Starting Bosio Today A Mistake
Albert Belle was sore. That’s not necessarily news, for Belle could get sore at chirping hummingbirds, rainbows and the dew of a cloudless fall morning. But Saturday, his soreness was a matter of body, not soul.
The most dangerous hitter in the most powerful lineup in baseball sprained his right ankle attempting to dodge a Norm Charlton fastball Friday night, and was scratched from Game 4 of the American League Championship Series.
Scratched, too, was starting catcher Sandy Alomar, shelved with a stiff neck. Already trailing two games to one in the best-of-7 playoff, the Cleveland Indians appeared ready to take another step toward oblivion against Andy Benes and the Mariners.
So, of course, the staggering, shellshocked Tribe pushed three runs across the plate in the first inning, added scoring rallies in the second, third and sixth, and went on to hand Seattle a 7-0 thumping, the M’s ugliest defeat since their regular-season finale at Texas.
“We were out of it,” Lou Piniella said of Game 4, “before it started.”
Piniella’s team, it should be clear by now, plays its best when gripped by a sense of urgency. Having pilfered a game from the Indians Friday, the Mariners arrived here at wet and chilly Jacobs Field thoroughly satisfied with themselves. Missing was the inclination to turn every half of every inning into a psychic tug of war. On the contrary, they had a one-game cushion, and they were determined to use it.
I’m not sure whether this qualifies as good or bad news, but life is about to get urgent again for the Mariners. Real urgent. Chris Bosio, slapped silly in his most recent postseason start (eight days ago against the Yankees) will take the mound today for the critically important tie-breaker.
Insisted Piniella: “I think he’ll pitch a good ballgame.”
Bosio hasn’t pitched an effective game in a month.
After jumping off to a 5-0 start, he dropped eight of his last 13 regular-season decisions. On a Seattle starting staff whose aggregate ERA ranked seventh in the league with Randy Johnson, nobody gave up more hits and more earned runs than Chris Bosio.
Moreover, opponents hit a revealing .313 against the veteran right-hander. As point of reference, opponents hit “only” .269 against the visibly overwhelmed Dave Fleming.

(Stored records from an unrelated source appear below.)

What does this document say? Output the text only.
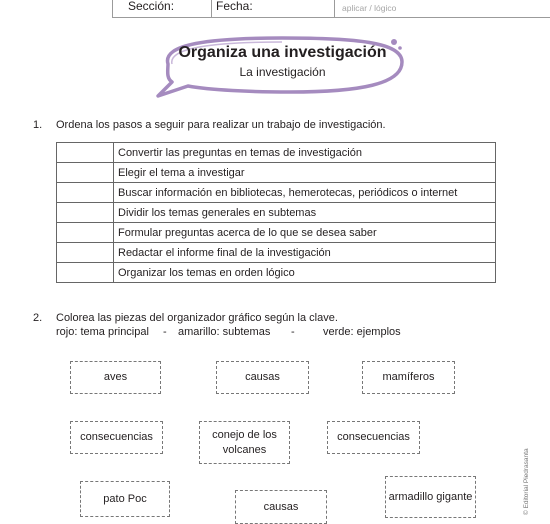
Sección:	Fecha:	aplicar / lógico
Organiza una investigación
La investigación
1. Ordena los pasos a seguir para realizar un trabajo de investigación.
	Convertir las preguntas en temas de investigación
	Elegir el tema a investigar
	Buscar información en bibliotecas, hemerotecas, periódicos o internet
	Dividir los temas generales en subtemas
	Formular preguntas acerca de lo que se desea saber
	Redactar el informe final de la investigación
	Organizar los temas en orden lógico
2. Colorea las piezas del organizador gráfico según la clave.
rojo: tema principal - amarillo: subtemas -	verde: ejemplos
aves	causas	mamíferos
consecuencias	conejo de los volcanes
consecuencias
pato Poc
causas
armadillo gigante	© Editorial Piedrasanta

But instead of being consigned to the bullpen for long-relief duty, Bosio found himself starting two of the five games against the Yankees. His combined postseason pitching line: 7-2/3 innings, 10 hits, nine earned runs, four walks, two strikeouts.
“In the first playoff game against the Yankees,” Piniella said, “he pitched representative, and in the second he didn’t have much. I think that was due to the fact we had to bring him back on three days rest twice. Chris needs a little more time than that, but we were caught in a bind with our pitching at the time.
“He’s had seven full days of rest, and I think he’ll have much better stuff.”
Piniella also likes the idea of hitters striking Bosio’s sinkerball offerings on natural grass, a surface better suited than turf for somebody whose battle plan is to induce grounders. (For the record, Bosio was 2-4, with a 4.44 ERA, on grass, and 8-4, 5.13 on turf.)
All these may be swell reasons to hand Bosio the ball in the critical “swing” game. But I’ve got one better reason not to.
In Game 1, the 22-year-old rookie exhibited a more polished touch on the mound than Bosio has shown all year. Wolcott had the naturally aggressive Indians flailing away at his pitches for seven innings.
Bob Wolcott has yet to show he doesn’t belong on the postseason stage. Chris Bosio has yet to show he does.
Bosio conceded Saturday: “I haven’t had the greatest of years.”
But the Seattle Mariners have. It’d be a shame for them to leave Cleveland trailing by a game because of a managerial decision that was wrong from the start.